Il fuoco scorre sotto il ghiaccio, sbucando all’improvviso da crateri vulcanici o aprendosi il passaggio attraverso lunghe fratture incise nel terreno. Un rischio calcolato e in parte prevedibile, con cui la popolazione locale ha imparato a convivere, pronta a correre ai ripari ogni volta che la minaccia di un’eruzione si fa più concreta, com’era accaduto nel 2010, quando coltri di cenere hanno offuscato per mesi cielo e suolo, e com’è successo ancora poche settimane fa, quando la cittadina di Grindavik è stata evacuata dei suoi 4mila abitanti.
Eppure nulla più di questo conflitto ancora così attivo tra forze della natura è in grado di restituire la sensazione di una vicinanza ai primordi della Terra, a ciò che miliardi di anni fa devono essere state le sue origini, quando tutti gli elementi si scontravano tra loro per affermare il proprio spazio e il proprio dominio, fino a raggiungere quell’equilibrio che avrebbe infine consentito di accogliere le prime forme di vita.
E poi i colori.
L’inverno al Nord del mondo è una lunga notte. L’albo compare quand’è mattino inoltrato ed in un arco di ore brevissimo è già il tramonto. La sensazione è dunque quella di un lungo crepuscolo; di un levare che sfuma in un calare senza soluzione di continuità; di un tempo in cui non esiste il “giorno fatto” né il mezzodì, ma una pausa di chiarore nel mentre il buio si distrae.

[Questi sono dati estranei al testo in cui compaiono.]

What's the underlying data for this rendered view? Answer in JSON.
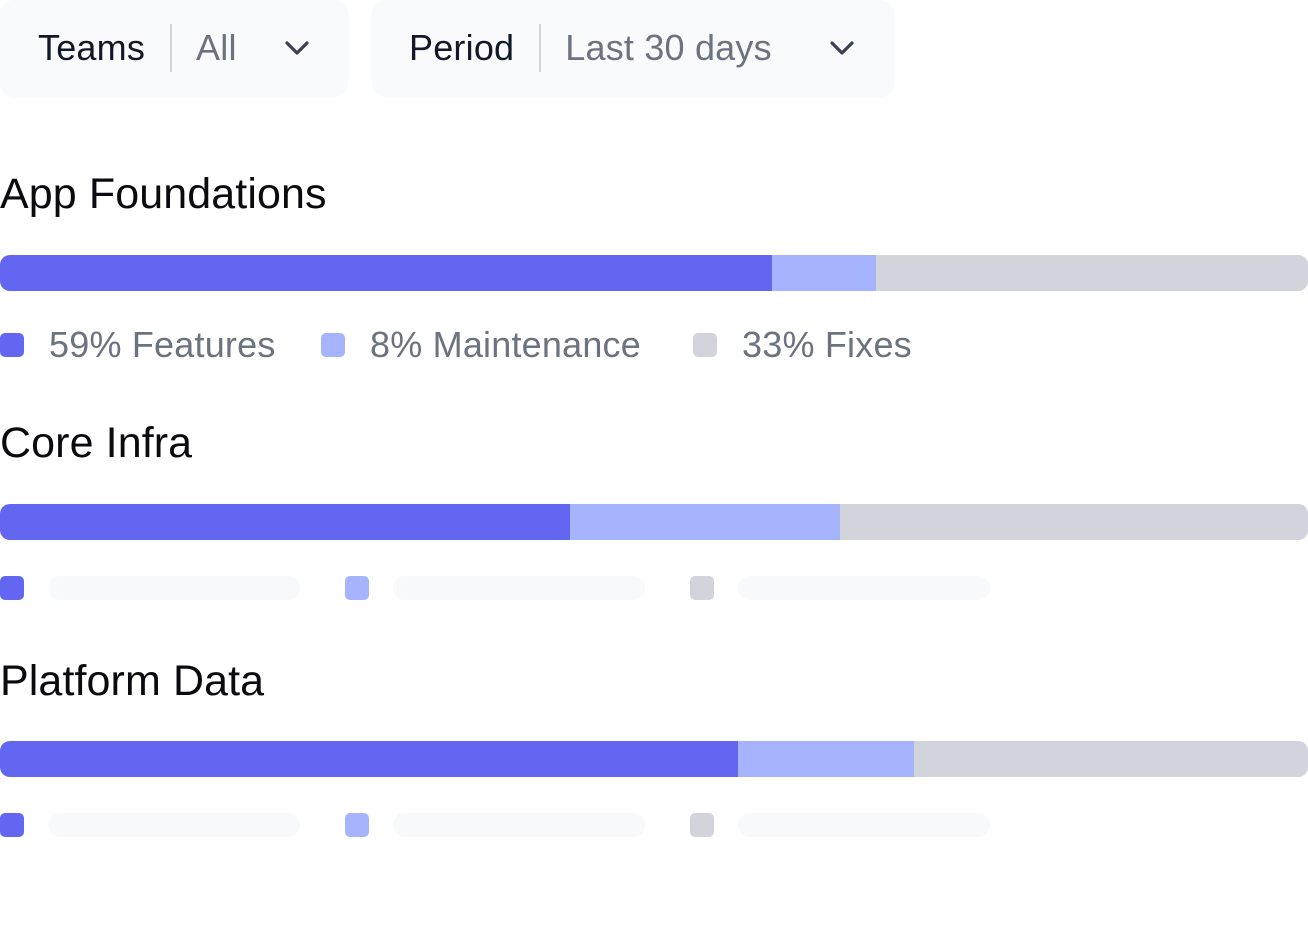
{
  "filters": {
    "teams": {
      "label": "Teams",
      "value": "All"
    },
    "period": {
      "label": "Period",
      "value": "Last 30 days"
    }
  },
  "colors": {
    "features": "#6366f1",
    "maintenance": "#a5b4fc",
    "fixes": "#d1d5db",
    "track": "#d1d5db"
  },
  "icons": {
    "dropdown": "chevron-down-icon"
  },
  "teams": [
    {
      "name": "App Foundations",
      "breakdown": {
        "features": 59,
        "maintenance": 8,
        "fixes": 33
      },
      "legend": {
        "features": "59% Features",
        "maintenance": "8% Maintenance",
        "fixes": "33% Fixes"
      },
      "loading": false
    },
    {
      "name": "Core Infra",
      "breakdown": {
        "features": 43.6,
        "maintenance": 20.6,
        "fixes": 35.8
      },
      "loading": true
    },
    {
      "name": "Platform Data",
      "breakdown": {
        "features": 56.4,
        "maintenance": 13.5,
        "fixes": 30.1
      },
      "loading": true
    }
  ]
}
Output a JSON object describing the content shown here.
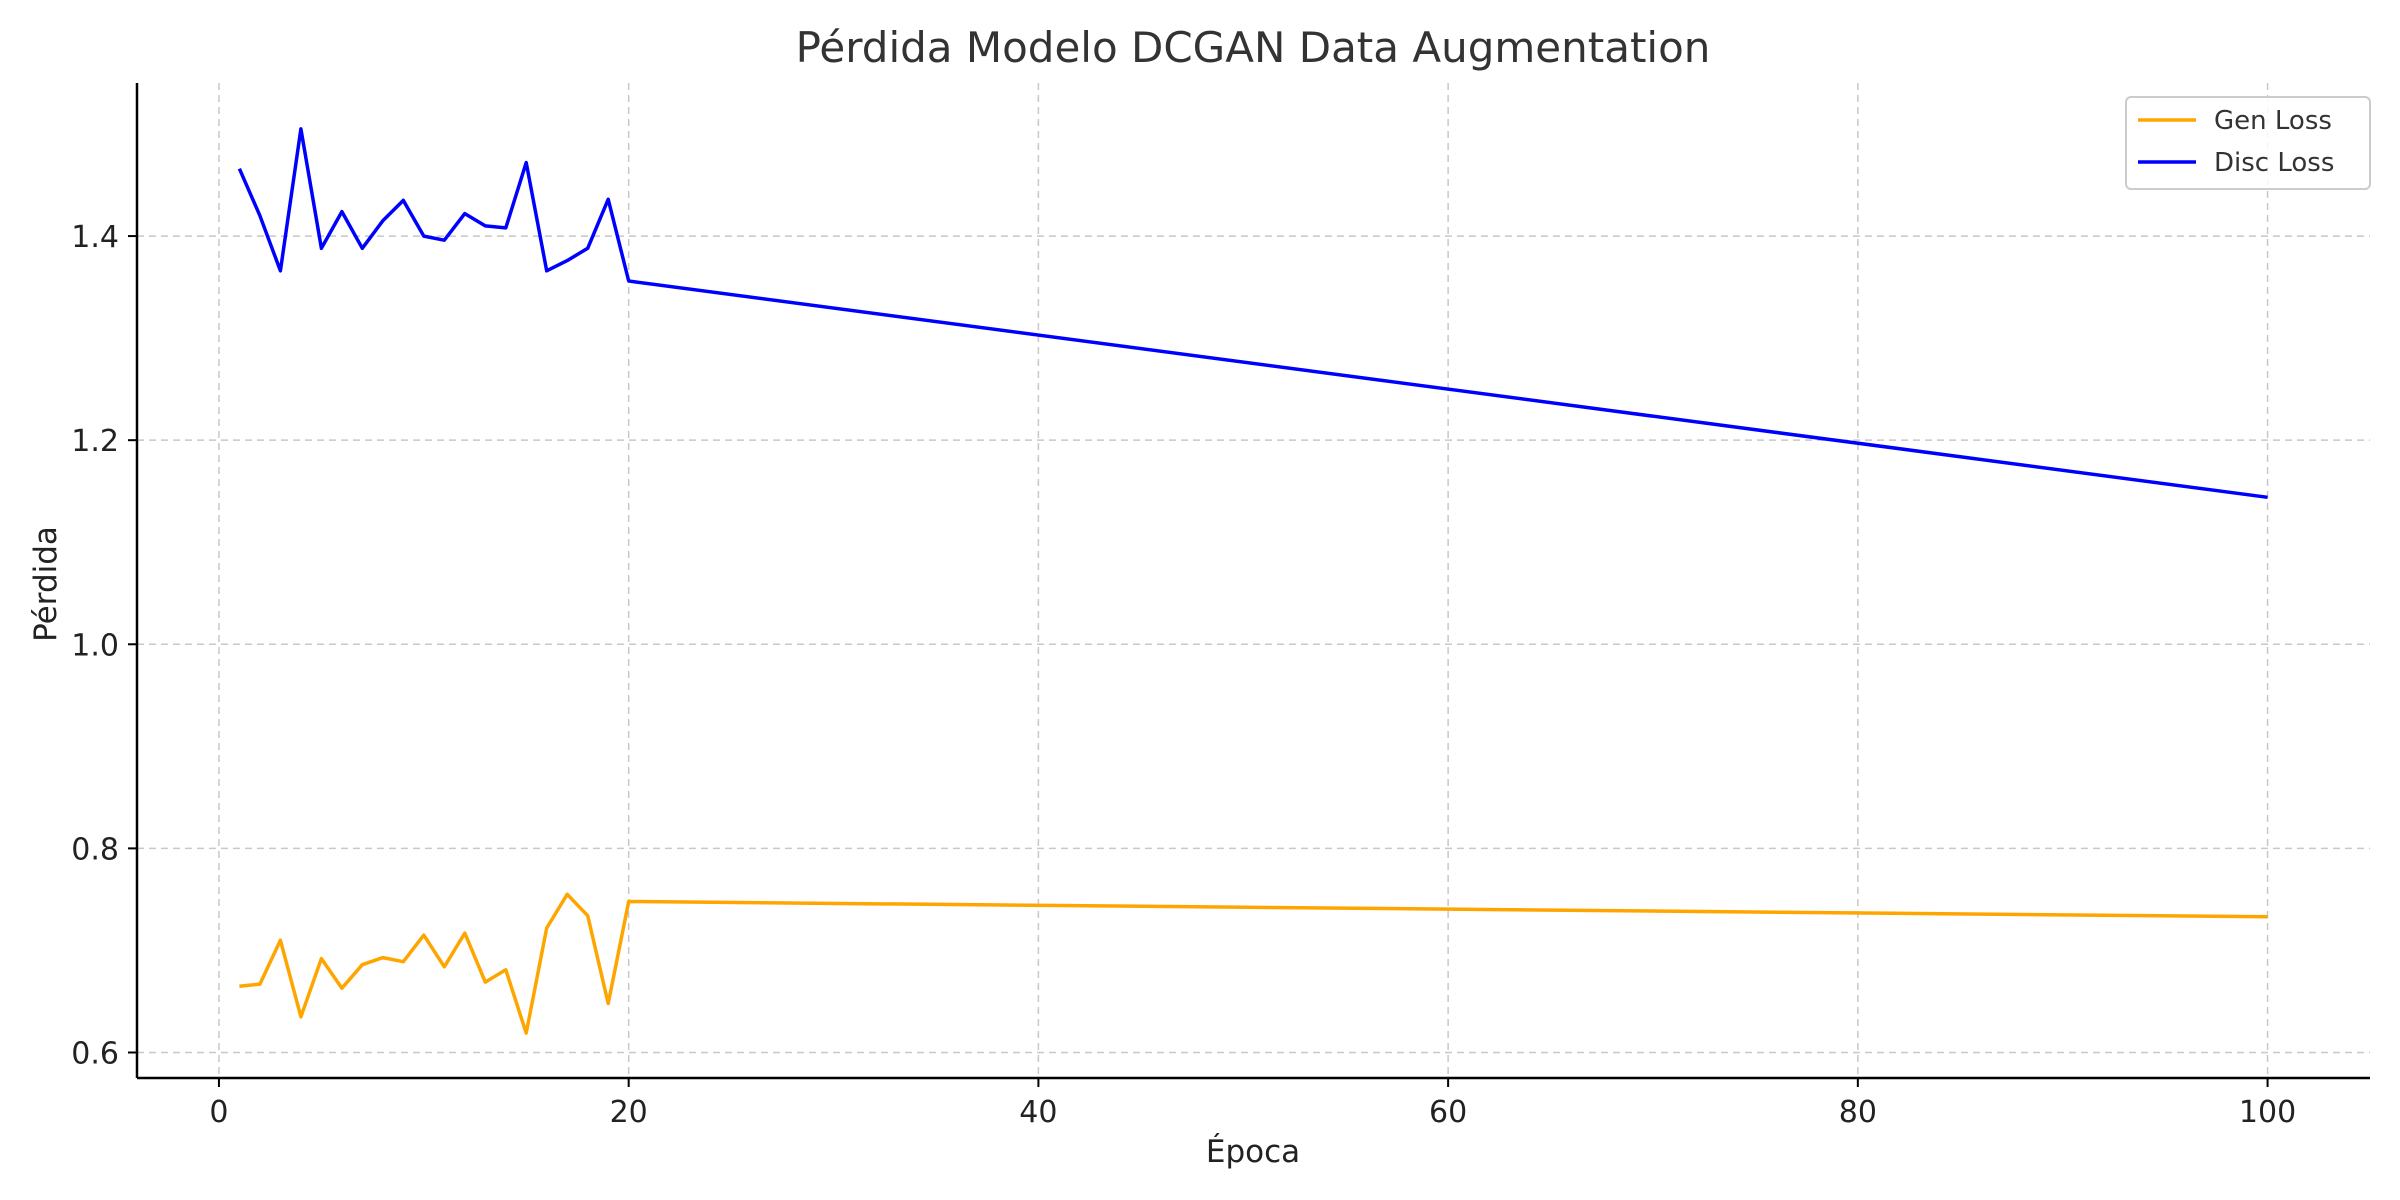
{
  "chart_data": {
    "type": "line",
    "title": "Pérdida Modelo DCGAN Data Augmentation",
    "xlabel": "Época",
    "ylabel": "Pérdida",
    "xlim": [
      -4,
      105
    ],
    "ylim": [
      0.575,
      1.55
    ],
    "xticks": [
      0,
      20,
      40,
      60,
      80,
      100
    ],
    "yticks": [
      0.6,
      0.8,
      1.0,
      1.2,
      1.4
    ],
    "xtick_labels": [
      "0",
      "20",
      "40",
      "60",
      "80",
      "100"
    ],
    "ytick_labels": [
      "0.6",
      "0.8",
      "1.0",
      "1.2",
      "1.4"
    ],
    "grid": true,
    "legend": "top-right",
    "x": [
      1,
      2,
      3,
      4,
      5,
      6,
      7,
      8,
      9,
      10,
      11,
      12,
      13,
      14,
      15,
      16,
      17,
      18,
      19,
      20,
      100
    ],
    "series": [
      {
        "name": "Gen Loss",
        "color": "#FFA500",
        "values": [
          0.665,
          0.667,
          0.71,
          0.635,
          0.692,
          0.663,
          0.686,
          0.693,
          0.689,
          0.715,
          0.684,
          0.717,
          0.669,
          0.681,
          0.619,
          0.722,
          0.755,
          0.734,
          0.648,
          0.748,
          0.733
        ]
      },
      {
        "name": "Disc Loss",
        "color": "#0000FF",
        "values": [
          1.466,
          1.42,
          1.366,
          1.505,
          1.388,
          1.424,
          1.388,
          1.415,
          1.435,
          1.4,
          1.396,
          1.422,
          1.41,
          1.408,
          1.472,
          1.366,
          1.376,
          1.388,
          1.436,
          1.356,
          1.144
        ]
      }
    ]
  }
}
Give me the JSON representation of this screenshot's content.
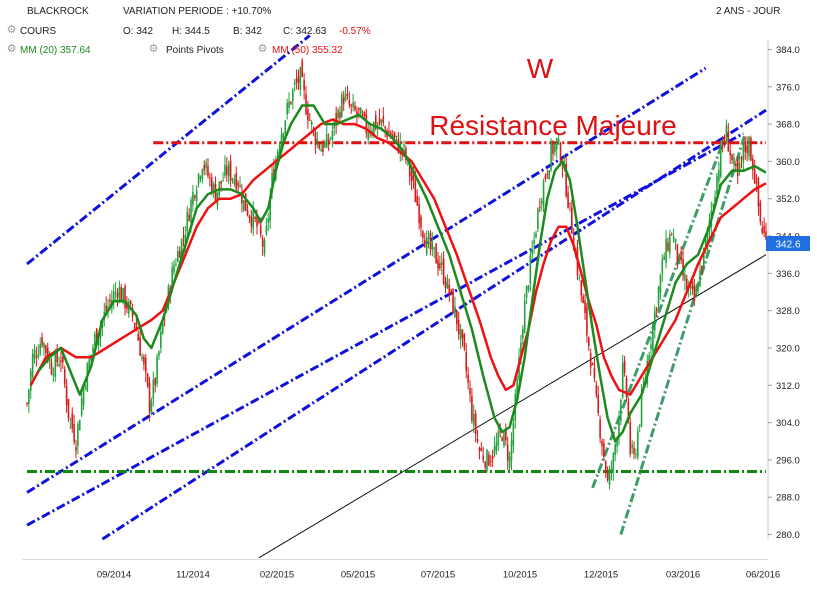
{
  "header": {
    "ticker": "BLACKROCK",
    "variation": "VARIATION PERIODE : +10.70%",
    "period": "2 ANS - JOUR",
    "cours_label": "COURS",
    "open": "O: 342",
    "high": "H: 344.5",
    "low": "B: 342",
    "close": "C: 342.63",
    "change": "-0.57%",
    "mm20": "MM (20) 357.64",
    "pivots": "Points Pivots",
    "mm50": "MM (50) 355.32"
  },
  "annotations": {
    "w_label": "W",
    "resistance_label": "Résistance Majeure"
  },
  "price_tag": "342.6",
  "colors": {
    "up_candle": "#1fa33a",
    "down_candle": "#d61a1a",
    "mm20": "#1c8a1c",
    "mm50": "#ee1111",
    "channel": "#1010dd",
    "resistance": "#dd1111",
    "support": "#118811",
    "steep_trend": "#3f9c6a",
    "trendline": "#111111",
    "price_tag_bg": "#1f6fe0"
  },
  "chart_data": {
    "type": "candlestick",
    "title": "BLACKROCK",
    "ylim": [
      278,
      388
    ],
    "y_ticks": [
      "384.0",
      "376.0",
      "368.0",
      "360.0",
      "352.0",
      "344.0",
      "336.0",
      "328.0",
      "320.0",
      "312.0",
      "304.0",
      "296.0",
      "288.0",
      "280.0"
    ],
    "x_ticks": [
      "09/2014",
      "11/2014",
      "02/2015",
      "05/2015",
      "07/2015",
      "10/2015",
      "12/2015",
      "03/2016",
      "06/2016"
    ],
    "last_price": 342.6,
    "resistance_level": 364.0,
    "support_level": 293.5,
    "close_anchors": [
      [
        0,
        308
      ],
      [
        3,
        318
      ],
      [
        8,
        322
      ],
      [
        13,
        316
      ],
      [
        18,
        318
      ],
      [
        22,
        306
      ],
      [
        26,
        300
      ],
      [
        30,
        312
      ],
      [
        36,
        322
      ],
      [
        42,
        328
      ],
      [
        48,
        333
      ],
      [
        52,
        330
      ],
      [
        57,
        326
      ],
      [
        61,
        318
      ],
      [
        65,
        308
      ],
      [
        68,
        313
      ],
      [
        72,
        325
      ],
      [
        78,
        338
      ],
      [
        83,
        344
      ],
      [
        88,
        353
      ],
      [
        93,
        360
      ],
      [
        96,
        357
      ],
      [
        100,
        353
      ],
      [
        106,
        358
      ],
      [
        112,
        356
      ],
      [
        115,
        351
      ],
      [
        118,
        349
      ],
      [
        122,
        346
      ],
      [
        126,
        341
      ],
      [
        130,
        356
      ],
      [
        134,
        365
      ],
      [
        138,
        371
      ],
      [
        142,
        376
      ],
      [
        145,
        378
      ],
      [
        148,
        372
      ],
      [
        152,
        366
      ],
      [
        156,
        363
      ],
      [
        160,
        364
      ],
      [
        164,
        369
      ],
      [
        168,
        374
      ],
      [
        172,
        371
      ],
      [
        176,
        370
      ],
      [
        180,
        367
      ],
      [
        184,
        368
      ],
      [
        188,
        368
      ],
      [
        192,
        366
      ],
      [
        196,
        364
      ],
      [
        200,
        362
      ],
      [
        204,
        356
      ],
      [
        208,
        349
      ],
      [
        212,
        342
      ],
      [
        216,
        340
      ],
      [
        220,
        337
      ],
      [
        224,
        332
      ],
      [
        228,
        326
      ],
      [
        232,
        318
      ],
      [
        236,
        306
      ],
      [
        240,
        298
      ],
      [
        244,
        296
      ],
      [
        248,
        298
      ],
      [
        252,
        302
      ],
      [
        256,
        296
      ],
      [
        260,
        312
      ],
      [
        263,
        326
      ],
      [
        266,
        335
      ],
      [
        269,
        343
      ],
      [
        272,
        352
      ],
      [
        275,
        357
      ],
      [
        278,
        362
      ],
      [
        281,
        364
      ],
      [
        284,
        360
      ],
      [
        287,
        352
      ],
      [
        290,
        343
      ],
      [
        293,
        334
      ],
      [
        296,
        326
      ],
      [
        299,
        318
      ],
      [
        302,
        308
      ],
      [
        305,
        300
      ],
      [
        308,
        291
      ],
      [
        311,
        296
      ],
      [
        314,
        306
      ],
      [
        316,
        315
      ],
      [
        318,
        310
      ],
      [
        320,
        298
      ],
      [
        322,
        296
      ],
      [
        326,
        308
      ],
      [
        330,
        320
      ],
      [
        334,
        330
      ],
      [
        338,
        340
      ],
      [
        342,
        345
      ],
      [
        346,
        338
      ],
      [
        350,
        333
      ],
      [
        354,
        330
      ],
      [
        356,
        334
      ],
      [
        360,
        342
      ],
      [
        364,
        352
      ],
      [
        368,
        362
      ],
      [
        371,
        366
      ],
      [
        374,
        360
      ],
      [
        377,
        356
      ],
      [
        380,
        362
      ],
      [
        383,
        364
      ],
      [
        386,
        357
      ],
      [
        389,
        347
      ],
      [
        392,
        342.6
      ]
    ],
    "mm20_anchors": [
      [
        6,
        315
      ],
      [
        12,
        318
      ],
      [
        18,
        320
      ],
      [
        24,
        314
      ],
      [
        28,
        310
      ],
      [
        34,
        316
      ],
      [
        40,
        326
      ],
      [
        46,
        330
      ],
      [
        52,
        330
      ],
      [
        58,
        327
      ],
      [
        62,
        322
      ],
      [
        66,
        320
      ],
      [
        72,
        326
      ],
      [
        78,
        334
      ],
      [
        84,
        342
      ],
      [
        90,
        350
      ],
      [
        96,
        353
      ],
      [
        102,
        354
      ],
      [
        108,
        354
      ],
      [
        114,
        353
      ],
      [
        120,
        350
      ],
      [
        124,
        347
      ],
      [
        128,
        350
      ],
      [
        132,
        358
      ],
      [
        136,
        364
      ],
      [
        140,
        368
      ],
      [
        146,
        372
      ],
      [
        152,
        372
      ],
      [
        158,
        368
      ],
      [
        164,
        368
      ],
      [
        170,
        369
      ],
      [
        176,
        370
      ],
      [
        182,
        368
      ],
      [
        188,
        367
      ],
      [
        194,
        365
      ],
      [
        200,
        362
      ],
      [
        206,
        357
      ],
      [
        212,
        352
      ],
      [
        218,
        346
      ],
      [
        224,
        340
      ],
      [
        230,
        332
      ],
      [
        236,
        324
      ],
      [
        242,
        314
      ],
      [
        248,
        305
      ],
      [
        252,
        302
      ],
      [
        256,
        303
      ],
      [
        260,
        309
      ],
      [
        264,
        318
      ],
      [
        268,
        330
      ],
      [
        272,
        342
      ],
      [
        276,
        352
      ],
      [
        280,
        358
      ],
      [
        284,
        360
      ],
      [
        288,
        356
      ],
      [
        292,
        346
      ],
      [
        296,
        335
      ],
      [
        300,
        324
      ],
      [
        304,
        314
      ],
      [
        308,
        305
      ],
      [
        312,
        300
      ],
      [
        316,
        302
      ],
      [
        320,
        306
      ],
      [
        326,
        310
      ],
      [
        332,
        318
      ],
      [
        338,
        326
      ],
      [
        344,
        334
      ],
      [
        350,
        338
      ],
      [
        356,
        340
      ],
      [
        362,
        346
      ],
      [
        368,
        355
      ],
      [
        374,
        358
      ],
      [
        380,
        358
      ],
      [
        386,
        359
      ],
      [
        392,
        357.6
      ]
    ],
    "mm50_anchors": [
      [
        2,
        312
      ],
      [
        10,
        318
      ],
      [
        18,
        320
      ],
      [
        26,
        318
      ],
      [
        34,
        318
      ],
      [
        42,
        320
      ],
      [
        50,
        322
      ],
      [
        58,
        324
      ],
      [
        66,
        326
      ],
      [
        72,
        328
      ],
      [
        78,
        334
      ],
      [
        84,
        340
      ],
      [
        90,
        346
      ],
      [
        96,
        350
      ],
      [
        102,
        352
      ],
      [
        108,
        352
      ],
      [
        114,
        353
      ],
      [
        120,
        356
      ],
      [
        126,
        358
      ],
      [
        132,
        360
      ],
      [
        138,
        362
      ],
      [
        144,
        364
      ],
      [
        150,
        366
      ],
      [
        156,
        368
      ],
      [
        162,
        369
      ],
      [
        168,
        368
      ],
      [
        174,
        368
      ],
      [
        180,
        367
      ],
      [
        186,
        365
      ],
      [
        192,
        364
      ],
      [
        198,
        362
      ],
      [
        204,
        360
      ],
      [
        210,
        356
      ],
      [
        216,
        352
      ],
      [
        222,
        346
      ],
      [
        228,
        340
      ],
      [
        234,
        333
      ],
      [
        240,
        326
      ],
      [
        246,
        318
      ],
      [
        250,
        314
      ],
      [
        254,
        311
      ],
      [
        258,
        312
      ],
      [
        262,
        318
      ],
      [
        266,
        324
      ],
      [
        270,
        332
      ],
      [
        274,
        338
      ],
      [
        278,
        343
      ],
      [
        282,
        346
      ],
      [
        286,
        346
      ],
      [
        290,
        342
      ],
      [
        294,
        336
      ],
      [
        298,
        330
      ],
      [
        302,
        325
      ],
      [
        306,
        318
      ],
      [
        310,
        314
      ],
      [
        314,
        311
      ],
      [
        320,
        310
      ],
      [
        326,
        314
      ],
      [
        332,
        318
      ],
      [
        338,
        322
      ],
      [
        344,
        326
      ],
      [
        350,
        332
      ],
      [
        356,
        338
      ],
      [
        362,
        343
      ],
      [
        368,
        348
      ],
      [
        374,
        350
      ],
      [
        380,
        352
      ],
      [
        386,
        354
      ],
      [
        392,
        355.3
      ]
    ],
    "channel_lines": [
      {
        "from": [
          0,
          338
        ],
        "to": [
          150,
          387
        ]
      },
      {
        "from": [
          0,
          289
        ],
        "to": [
          360,
          380
        ]
      },
      {
        "from": [
          0,
          282
        ],
        "to": [
          380,
          366
        ]
      },
      {
        "from": [
          40,
          279
        ],
        "to": [
          392,
          371
        ]
      }
    ],
    "horizontal_lines": [
      {
        "kind": "resistance",
        "level": 364.0,
        "from": 67,
        "to": 392
      },
      {
        "kind": "support",
        "level": 293.5,
        "from": 0,
        "to": 392
      }
    ],
    "trend_lines": [
      {
        "kind": "steep",
        "from": [
          300,
          290
        ],
        "to": [
          370,
          365
        ]
      },
      {
        "kind": "steep",
        "from": [
          315,
          280
        ],
        "to": [
          381,
          366
        ]
      },
      {
        "kind": "long",
        "from": [
          123,
          275
        ],
        "to": [
          392,
          340
        ]
      }
    ]
  }
}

Non ci sono tinte decise, ma morbidi e delicati colori pastello che riflettono di rosa e d’azzurro le cime innevate, incendiandole infine d’oro e diamanti un attimo prima che l’oscurità avanzi, come se, con quegli ultimi bagliori, implorassero ancora un po’ di tempo alla notte.
In quegli istanti tutto è pace. Il silenzio degli spazi interminati intorno si fa ancora più pesante; ma non opprime, anzi apre lo sguardo e l’anima a quella vastità, come a volerla catturare e custodire prima che il nero ingoi ogni forma, ogni contorno, ogni colore.
Di lì a qualche ora ancora, quando è all’incirca mezzanotte, è tempo di un altro miracolo ancestrale. L’Aurora o, come si dice nell’emisfero boreale, la Northern lights.
La signora della notte.
È stata la sua ricerca a indurre la scelta di questo viaggio. Un desiderio di gran lunga più forte dell’interrogativo iniziale “quanto freddo fa?” e un potente traino per vincere ogni timore, anche quello della minaccia del risveglio del fuoco sopito dal ghiaccio.
L’aspettativa maggiore, la delusione peggiore.
L’Aurora non è affatto prevedibile né scontata, è risaputo. Quel che invece è meno noto è che le sue tinte non sono sempre ed esattamente quelle delle immagini più diffuse. Occorre una combinazione perfetta di intensità di vento solare e di magnetismo terrestre, oltre ad un cielo perfettamente limpido, per consentire di catturarne le colorazioni verde e fucsia che la caratterizzano.
In assenza di queste condizioni, ciò che l’occhio umano vede è soltanto la danza di scie bianche o grigie, che unicamente attraverso il filtro di un obiettivo fotografico recuperano i colori sperati.
Ci sono volute due fredde notti col naso all’insù e le dita gelate poggiate sul pulsante di scatto per accettare la resa a quanto non si sarebbe visto. Almeno non con gli occhi.
Ed è parso una beffa che spettasse ad un freddo occhio meccanico di cogliere, inconsapevolmente, la bellezza di uno spettacolo il cui effetto avrebbe dovuto passare attraverso un filtro emozionale anziché fotografico.
Allora si è fatta strada la promessa di un ritorno. In un altro tempo, in un’altra stagione, con altri colori e con altra luce. Anche senza Aurora.
Perché, in fondo, alle emozioni basta il sentire, il vedere al di là del solo guardare, il ricevere.
E l’Islanda sa parlare, sa descrivere, sa dare.
È una fiaba di Troll e fate incastonata in un paesaggio misterioso e seducente; un racconto di bellezza acerba ed imperfetta che si tramuta in magia tra i ciottoli delle spiagge nere, i diamanti dei ghiacciai, lo scroscio di cascate tanto potente da impedire il sopravvento del gelo; un sottovuoto di sorprese e meraviglie che si espande a contatto con l’anima.
Passione e incanto. Fuoco e ghiaccio.
Un luogo in Terra. Uno stato di grazia. Un disgelo dal freddo e dall’indifferenza che incide nel cuore profondi squarci di bellezza e di memoria.